So Many Terms…What Do They All Mean?

It is easy to feel overwhelmed by all of the terminology surrounding an audit. Here is a list of frequently used terms and their meanings:

AICPA: American Institute of CPAs

Audit Evidence: Evidence obtained during an audit that is used for audit testing.

Audit Testing: Tests performed to form conclusions on the design and operating effectiveness of controls.

Auditor’s Opinion: Statement recorded in the final report by the auditor. It is of three major types: (1) Unqualified Opinion: indicates the auditor’s endorsement of the accuracy and adequacy of the audit, (2) Qualified Opinion: not necessarily negative, but may indicate a limited scope of examination or that the auditor was unable to directly verify certain information, and (3) Adverse Opinion: indicates serious problems with the audit.

Auditor’s Reliance on the Work of Others: Auditors may be able to rely on other auditor’s work and testing in lieu of their own after they perform procedures on the work to determine its applicability, relevancy, and adequacy.

Bridge Letter: A letter the service organization can provide that covers the “gap” between the report date and another date; can be used instead of waiting for the next report.

Carve Out Report: This type of report includes the service organization’s description of its “system” which includes the services performed by a subservice organization, but excludes the control objectives and related controls of the service organization.

Client Control Considerations: This section of the SOC report includes controls which the user organization rather than the service organization would be responsible for such as “Clients are responsible for ensuring their users with access to the system are authorized.” In this example, a service organization does not know when a user organization’s employees terminate or no longer require access. A client control consideration similar to the one mentioned lets the user organization know that the responsibility for managing their user’s access resides with them and not the service organization.

Control Objectives: A series of statements put forth by an organization that address risks, for which these risks are to be effectively mitigated with supporting processes, procedures, policies, and related activities that are in place within the organization’s control environment.

Controls: A specific set of policies, procedures, and activities designed to meet an objective.
Description of Services: Section III of a SOC report that describes the service organization’s system or the services that the service organization provides.

Examination Period: The length of time covered by the examination in a Type II audit. Usually 6 – 18 months.

HIPAA: Health Insurance Portability and Accountability Act of 1996

HITECH: Health Information Technology for Economic and Clinical Health Act

Inclusive Report: The service organization’s description of its “system” includes services performed by subservice organizations in addition to their own and also includes the control objectives and related controls of the subservice organization within the audit report.
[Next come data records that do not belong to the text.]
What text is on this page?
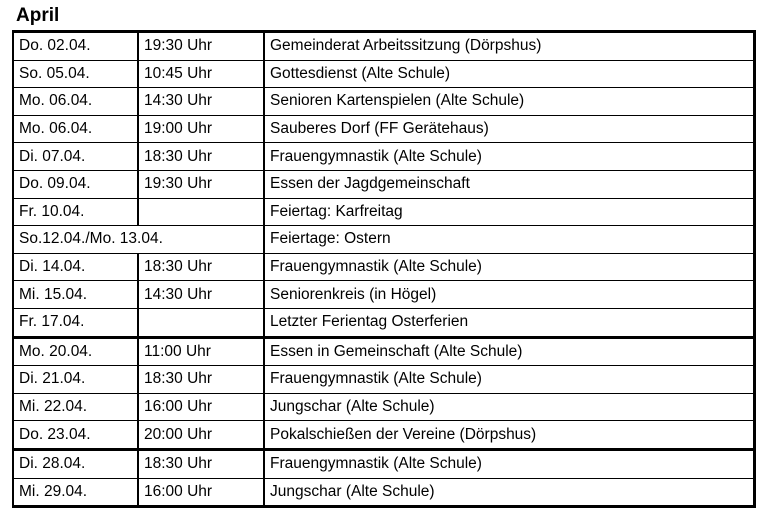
April
Do. 02.04.	19:30 Uhr	Gemeinderat Arbeitssitzung (Dörpshus)
So. 05.04.	10:45 Uhr	Gottesdienst (Alte Schule)
Mo. 06.04.	14:30 Uhr	Senioren Kartenspielen (Alte Schule)
Mo. 06.04.	19:00 Uhr	Sauberes Dorf (FF Gerätehaus)
Di. 07.04.	18:30 Uhr	Frauengymnastik (Alte Schule)
Do. 09.04.	19:30 Uhr	Essen der Jagdgemeinschaft
Fr. 10.04.		Feiertag: Karfreitag
So.12.04./Mo. 13.04.		Feiertage: Ostern
Di. 14.04.	18:30 Uhr	Frauengymnastik (Alte Schule)
Mi. 15.04.	14:30 Uhr	Seniorenkreis (in Högel)
Fr. 17.04.		Letzter Ferientag Osterferien
Mo. 20.04.	11:00 Uhr	Essen in Gemeinschaft (Alte Schule)
Di. 21.04.	18:30 Uhr	Frauengymnastik (Alte Schule)
Mi. 22.04.	16:00 Uhr	Jungschar (Alte Schule)
Do. 23.04.	20:00 Uhr	Pokalschießen der Vereine (Dörpshus)
Di. 28.04.	18:30 Uhr	Frauengymnastik (Alte Schule)
Mi. 29.04.	16:00 Uhr	Jungschar (Alte Schule)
Initial Request List: The list of initial client requests to support the audit

Letter of Representation:  A letter issued by an auditor’s client to the auditor in writing as audit evidence. The letter is used by client management to declare in writing that the financial statements and other presentations to the auditor during the audit are sufficient and appropriate and without omission of material facts, to the best of the client’s knowledge.

Management Assertion: Management of the service organization provides the auditor with a written assertion that essentially “asserts” to a number of clauses and provisions for purposes of SSAE 16 compliance.

Qualified Opinion: Not necessarily negative, but may indicate a limited scope of examination or that the auditor was unable to directly verify certain information. Also, sometimes referred to affectionately as a Q-bomb.

Results of Tests: Results of controls testing used to validate the design or operating effectiveness of internal controls.

Risks: Threats to business operations or the achievement of control objectives.

Service Auditor: The auditor who reports on controls of a service organization that may be relevant to a user organization’s internal control as it relates to an audit.

Service Organization: The entity (or segment of an entity) that provides services to a user organization that are part of the user organization’s information system.

SOC: Service Organization Control (three types: SOC 1 (formerly SSAE 16), SOC 2, SOC 3)

SSAE: Statement on Standards for Attestation Engagements

Trust Services Principles and Criteria: A set of professional attestation and advisory services based on a core set of principles and criteria that addresses the risks and opportunities of IT-enabled systems and privacy programs. The five principles are: Security, Availability, Processing Integrity, Confidentiality, and Privacy.

Type I Report: A report on a description of a service organization’s system and the suitability of the design of control.

Type II Report: A Type II report includes the service organization’s description of controls as well as detailed testing of the service organization’s controls over a minimum of a six month period.

Unqualified Opinion: Statement recorded in the final report that indicates the auditor’s endorsement of the accuracy and adequacy of the audit.

User Organization: An organization using the service of a service organization.